En la época contemporánea, la vida metropolitana se caracteriza por la infinidad de estímulos que, de manera simultánea, excitan la percepción hasta un punto que supera nuestra capacidad de respuesta. La tecnología ha acelerado la vida social poniéndola en un estado de vértigo y permanente sobresalto. No obstante, nunca la humanidad occidental se ha aburrido tanto como ahora. No es casual que una de las industrias más importantes y millonarias sea la del entretenimiento. Y es que el tedio ha dejado de ser un asunto exclusivamente individual para convertirse en un fenómeno colectivo que está obligando a las empresas y centros educativos a tomar medidas para mitigar el aburrimiento de sus empleados y estudiantes. Sin embargo, fue recién en la segunda mitad del siglo XIX que algunos filósofos empezaron a considerar el aburrimiento como un serio problema existencial. El danés Søren Kierkegaard, por ejemplo, advertía sobre sus peligros, ya que el individuo que no supera ese estado permanece recluido en sí mismo y queda a merced de fenómenos vitales más crepusculares y difíciles de manejar como la melancolía o la angustia.
El filósofo alemán Arthur Schopenhauer sostenía que “la base de todo querer es la necesidad, la carencia, o sea, el dolor, al cual pertenece en origen y por su propia esencia. En cambio, cuando le faltan objetos del querer porque una satisfacción demasiado fácil se los quita enseguida, le invade un terrible vacío y aburrimiento: es decir, su esencia y su existencia mismas se le vuelven una carga insoportable”. (Parerga y paralipómena. Tomo I). El aburrimiento expresa, pues, un radical desinterés frente a un mundo incapaz de ofrecer lo que el individuo anhela.

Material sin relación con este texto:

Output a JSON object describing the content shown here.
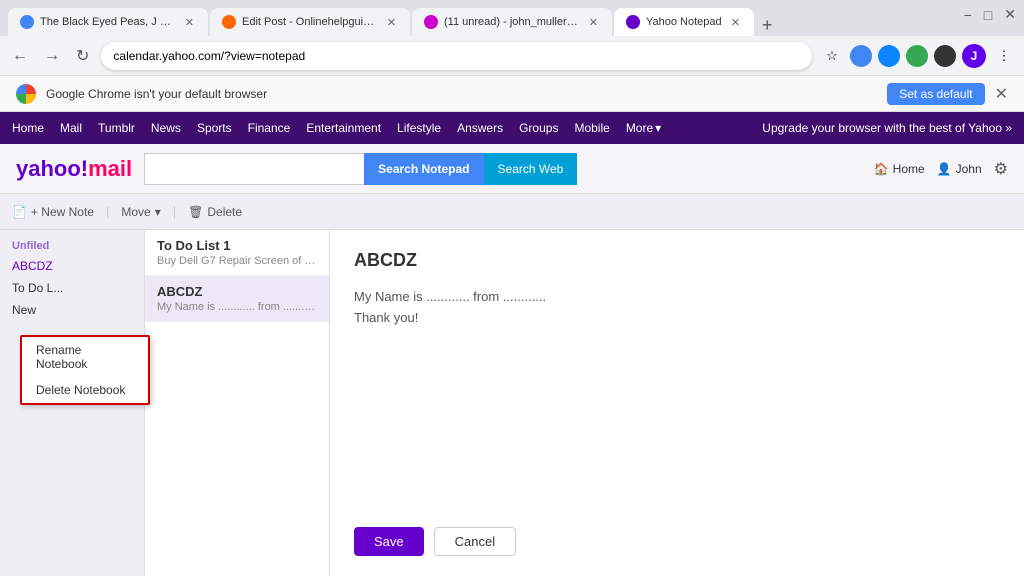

No se trata, por cierto, de ese aburrimiento circunstancial que puede conjurarse con distracciones, divertimentos o placeres, sino, como señala el pensador rumano Emil Cioran, “de un hastío, por decirlo así, fundamental y que consiste en esto: más o menos súbitamente en casa o de visita o ante el paisaje más bello, todo se vacía de contenido y de sentido. El vacío está en uno y fuera de uno. Todo el Universo queda aquejado de nulidad. Ya nada resulta interesante, nada merece que se apegue uno a ello” (Adiós a la filosofía y otros textos).

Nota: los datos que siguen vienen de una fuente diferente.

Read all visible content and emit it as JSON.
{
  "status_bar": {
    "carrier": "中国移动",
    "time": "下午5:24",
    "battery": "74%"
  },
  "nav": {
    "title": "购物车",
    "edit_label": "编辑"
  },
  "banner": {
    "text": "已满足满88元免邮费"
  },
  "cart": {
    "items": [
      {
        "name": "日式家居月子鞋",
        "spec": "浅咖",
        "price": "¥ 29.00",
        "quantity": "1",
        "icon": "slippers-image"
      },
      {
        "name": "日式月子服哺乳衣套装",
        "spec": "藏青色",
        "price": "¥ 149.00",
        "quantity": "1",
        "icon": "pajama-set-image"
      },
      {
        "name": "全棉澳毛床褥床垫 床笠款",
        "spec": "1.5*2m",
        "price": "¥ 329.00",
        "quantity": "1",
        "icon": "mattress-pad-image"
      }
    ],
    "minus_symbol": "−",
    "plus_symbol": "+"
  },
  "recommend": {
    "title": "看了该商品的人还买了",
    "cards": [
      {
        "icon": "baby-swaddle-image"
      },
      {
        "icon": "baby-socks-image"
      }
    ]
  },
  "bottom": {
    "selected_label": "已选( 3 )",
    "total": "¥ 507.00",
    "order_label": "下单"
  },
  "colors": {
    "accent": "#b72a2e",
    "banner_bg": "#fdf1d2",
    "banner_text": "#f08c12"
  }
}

La consecuencia natural del aburrimiento es el debilitamiento de la capacidad de atención, de la vitalidad psíquica y, por supuesto, de la energía y de la actividad. El escritor noruego Lars Svendsen, autor del libro titulado Filosofía del tedio, asocia esta epidemia con la crisis de las sociedades industriales y el malestar de sus ciudadanos. Después de todo, en el mundo actual proliferan los medios, pero escasean los fines que satisfagan aspiraciones que no se colman con los bienes y servicios que prodiga la sociedad posmoderna. En este contexto, el aburrimiento revela inesperadamente un nuevo aspecto, como síntoma a la vez que como revulsivo de un orden crecientemente nihilista. Como dice el filósofo español Vicente Verdú, el presente ascenso del aburrimiento puede ser “una señal altamente prometedora hacia el futuro social; el signo crucial de haber alcanzado el máximo empacho y, a partir de él, ser más propensos a vomitar o no tragar”.